Below is the exam as I’ll give it to the students. At the end is a video demonstrating my thermometer (which will *not* be given to the students).
Objective
Create a thermometer that reads and displays the temperature.
Detailed requirements:
- display the temperature on a physical scale in °C
- distinguish temperatures to a resolution of 5°C (as in, the user should be able to tell 25°C from 30°C)
- run a self-test on startup to show the thermometer’s possible range of values (as in, hit the lowest temp on your scale and the highest on startup)
Provided Equipment
- servo motor
- digital temperature sensor and pull-up resistor
- breadboard with plenty of jumper wires
- Arduino Uno compatible board with USB cable
- paper, pen, ruler, scissors, tape
- heat gun
Permitted Resources
- You may use any resources of your choosing, with one exception — no consulting with live humans. This means internet searching is allowed but emailing a friend is not.
- You may borrow sample code from the internet, so long as you cite it and link to the source.
Submission Guidelines
Please submit a Google Doc writeup of your finished product.
- Introduction that explains the project and gives photos of the finished product (60% of the points) & a video (or link) in which you fully demonstrate the thermometer (10% of the points)
- Describe how the digital temperature sensor works (in terms of the scientific principle it operates on) (10%)
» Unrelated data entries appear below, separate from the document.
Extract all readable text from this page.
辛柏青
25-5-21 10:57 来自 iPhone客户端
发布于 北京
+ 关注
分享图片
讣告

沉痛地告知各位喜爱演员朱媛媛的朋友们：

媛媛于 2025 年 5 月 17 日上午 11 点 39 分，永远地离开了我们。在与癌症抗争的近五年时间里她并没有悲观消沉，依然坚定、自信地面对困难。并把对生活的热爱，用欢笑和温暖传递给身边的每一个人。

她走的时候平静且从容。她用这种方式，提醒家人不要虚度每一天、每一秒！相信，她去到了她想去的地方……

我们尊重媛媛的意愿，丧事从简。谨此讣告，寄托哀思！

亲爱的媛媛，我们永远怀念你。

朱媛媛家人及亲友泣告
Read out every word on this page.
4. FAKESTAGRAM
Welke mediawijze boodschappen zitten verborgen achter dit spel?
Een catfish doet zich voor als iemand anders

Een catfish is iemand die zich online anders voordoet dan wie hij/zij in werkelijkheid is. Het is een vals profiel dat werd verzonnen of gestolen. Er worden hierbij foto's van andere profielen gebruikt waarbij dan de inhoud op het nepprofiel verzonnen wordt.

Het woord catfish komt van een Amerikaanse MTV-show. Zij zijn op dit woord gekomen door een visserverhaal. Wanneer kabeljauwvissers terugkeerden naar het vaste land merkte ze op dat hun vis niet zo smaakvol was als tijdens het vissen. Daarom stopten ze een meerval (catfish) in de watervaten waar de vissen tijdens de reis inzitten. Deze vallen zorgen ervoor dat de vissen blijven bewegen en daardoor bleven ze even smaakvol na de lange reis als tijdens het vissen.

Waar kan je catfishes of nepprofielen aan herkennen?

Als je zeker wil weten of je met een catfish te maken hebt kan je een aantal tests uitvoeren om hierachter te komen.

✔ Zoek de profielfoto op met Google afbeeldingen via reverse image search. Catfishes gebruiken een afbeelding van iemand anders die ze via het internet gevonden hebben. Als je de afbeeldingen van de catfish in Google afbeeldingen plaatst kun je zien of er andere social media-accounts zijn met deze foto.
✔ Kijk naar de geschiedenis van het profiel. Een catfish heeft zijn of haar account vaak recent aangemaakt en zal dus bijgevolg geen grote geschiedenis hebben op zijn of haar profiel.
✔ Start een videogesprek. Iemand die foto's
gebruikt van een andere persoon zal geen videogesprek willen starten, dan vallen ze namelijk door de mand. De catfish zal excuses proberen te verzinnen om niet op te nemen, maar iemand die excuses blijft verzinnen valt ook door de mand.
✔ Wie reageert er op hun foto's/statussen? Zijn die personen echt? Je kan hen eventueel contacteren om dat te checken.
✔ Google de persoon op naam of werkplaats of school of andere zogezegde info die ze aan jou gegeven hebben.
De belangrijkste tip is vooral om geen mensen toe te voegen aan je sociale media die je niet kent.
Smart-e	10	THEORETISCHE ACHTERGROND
- Your commented code (15%)
- Wiring diagram or description (5%)
I love this so much, and I have so many questions. First, how successful were the students on this task? Were all of them able to build a basic temperature sensor?
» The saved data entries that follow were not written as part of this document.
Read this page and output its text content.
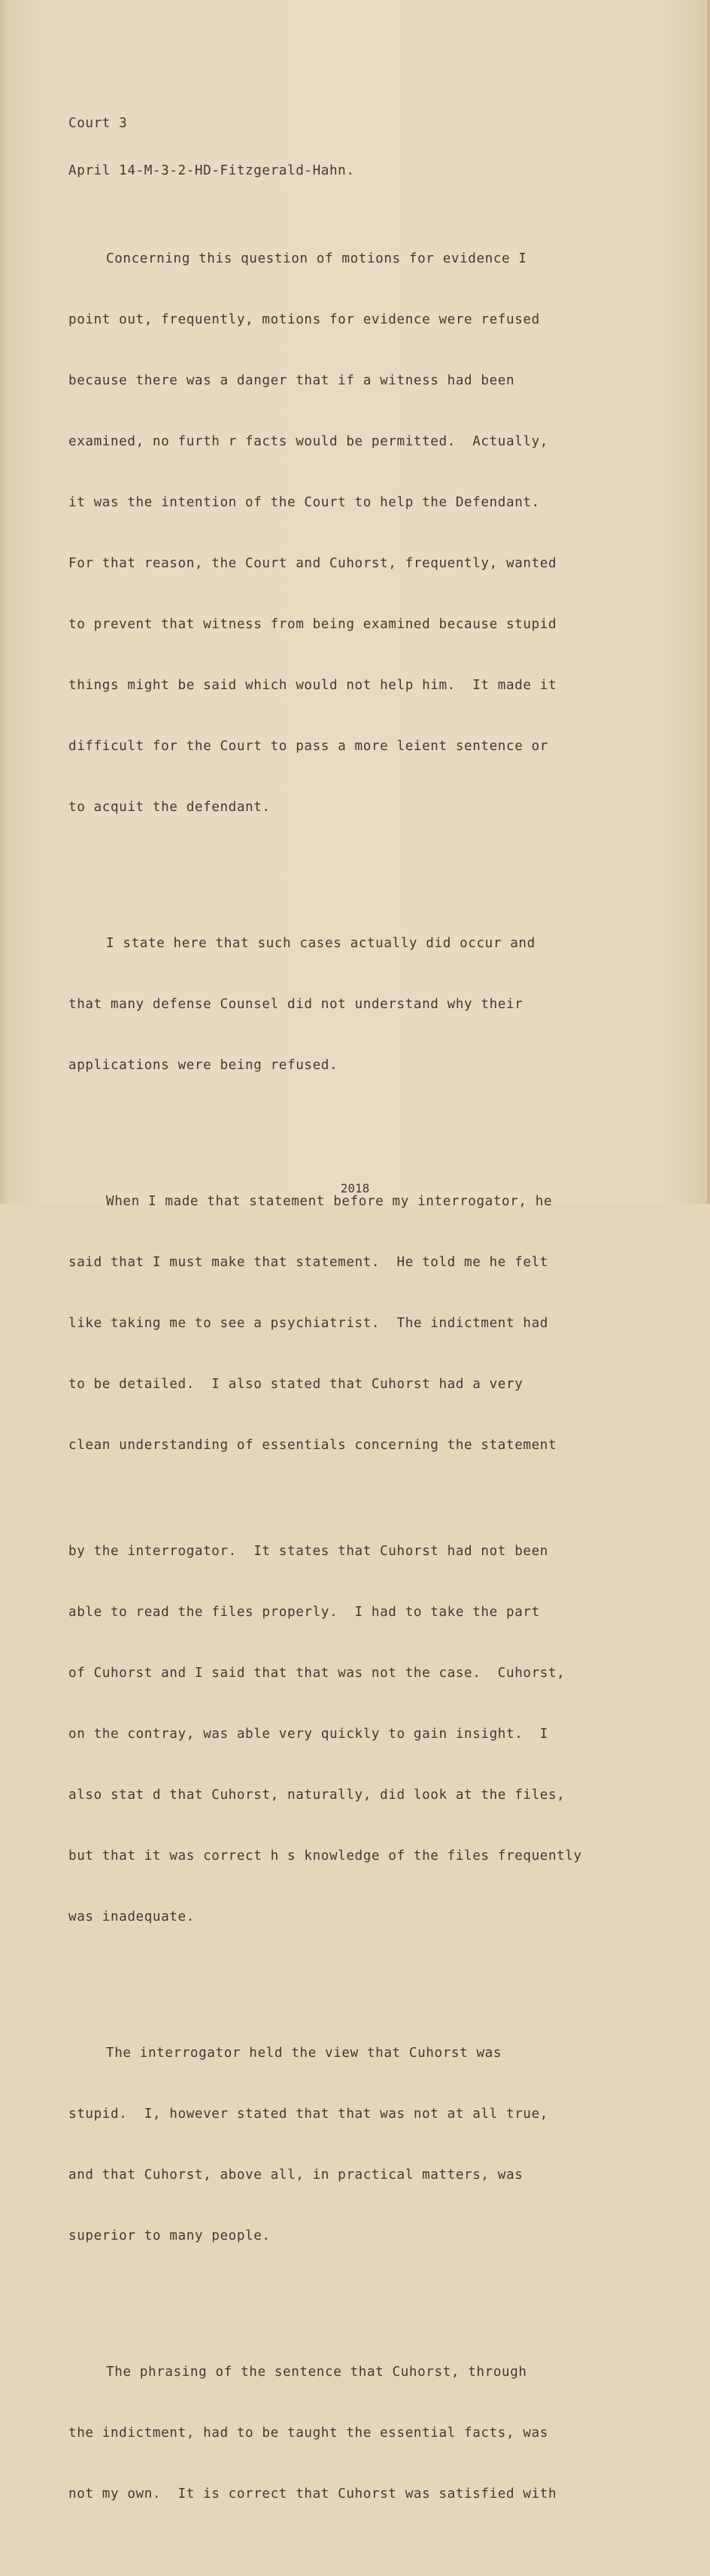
Court 3

April 14-M-3-2-HD-Fitzgerald-Hahn.

Concerning this question of motions for evidence I

point out, frequently, motions for evidence were refused

because there was a danger that if a witness had been

examined, no furth r facts would be permitted.  Actually,

it was the intention of the Court to help the Defendant.

For that reason, the Court and Cuhorst, frequently, wanted

to prevent that witness from being examined because stupid

things might be said which would not help him.  It made it

difficult for the Court to pass a more leient sentence or

to acquit the defendant.

I state here that such cases actually did occur and

that many defense Counsel did not understand why their

applications were being refused.

When I made that statement before my interrogator, he

said that I must make that statement.  He told me he felt

like taking me to see a psychiatrist.  The indictment had

to be detailed.  I also stated that Cuhorst had a very

clean understanding of essentials concerning the statement

by the interrogator.  It states that Cuhorst had not been

able to read the files properly.  I had to take the part

of Cuhorst and I said that that was not the case.  Cuhorst,

on the contray, was able very quickly to gain insight.  I

also stat d that Cuhorst, naturally, did look at the files,

but that it was correct h s knowledge of the files frequently

was inadequate.

The interrogator held the view that Cuhorst was

stupid.  I, however stated that that was not at all true,

and that Cuhorst, above all, in practical matters, was

superior to many people.

The phrasing of the sentence that Cuhorst, through

the indictment, had to be taught the essential facts, was

not my own.  It is correct that Cuhorst was satisfied with

2018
My biggest question is why can’t we have a physics exam like this. We did a collaborative practicum based exam this semester, and it felt awesome—but I still wish for more. What if students came out of our exam having created something useful based on their understanding of physics. And why couldn’t this be the exam for a physics class, anyway? Seems like it would be great for a physics class to learn how sensors work on a fundamental level, and even to learn some basic Arduino programming. What if students in a physics class built their own probeware?
I love the collaboration policy—I wonder what this sort of policy would do for even normal-ish physics exams? My one fear is that students would spend too much time trying to Google their way to answers, but I think you could easily structure the exam to discourage this.
Anyway, I hope you and your students had a great experience with this. Thanks for inspiring me!